Customers worldwide are taking the opportunity to review existing processes and make changes that will continue to help them scale efficiently and compete effectively.
For UK businesses, a major factor in financial decisions this summer was the outcome of last May’s election. This resulted in the Conservative party taking a majority control of government, putting an end to uncertainty in the financial markets and unleashing a flurry of activity.
This is a sensible time for treasury departments and finance divisions to consider investing in the corporate’s financial supply chain.
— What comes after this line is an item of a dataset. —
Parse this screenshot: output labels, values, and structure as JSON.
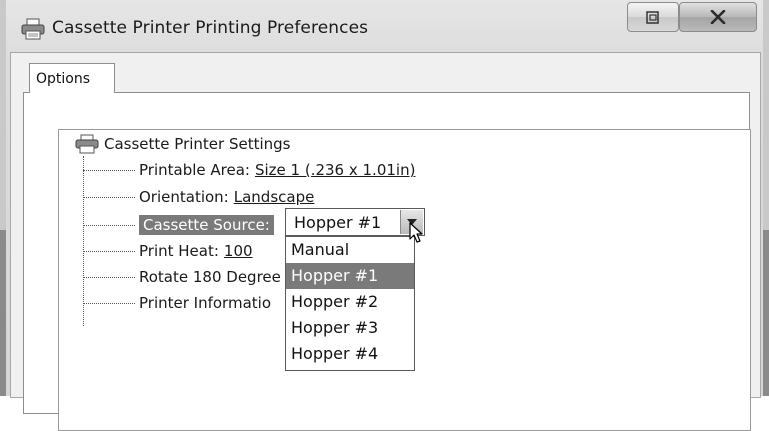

Already established as a use of funds that’s in everybody’s best interests, there are even more reasons to consider doing so.
Early payment discounting and dynamic invoicing/payments are both opportunities for saving a company large sums of money, so now it is important to explore how they can go about investing in their financial supply chain.
As interest rates remain low in much of the world – and even negative in some banks in Switzerland and Germany – there is little incentive to store money in banks. Those companies with working capital need to look for something else: a way to use their resources that benefits the business.
The answer could be to invest in their own financial processes. Can the workflow of invoices and payments be directed in a way that positive cash flow can be applied to gain a greater bottom line benefit?
The benefits of early payments
The execution, funding and timing of payments can be orchestrated to benefit the buyer in a number of ways. The discounts achievable through early payments, for example, can take advantage of working capital and the existence of low, even negative interest rates.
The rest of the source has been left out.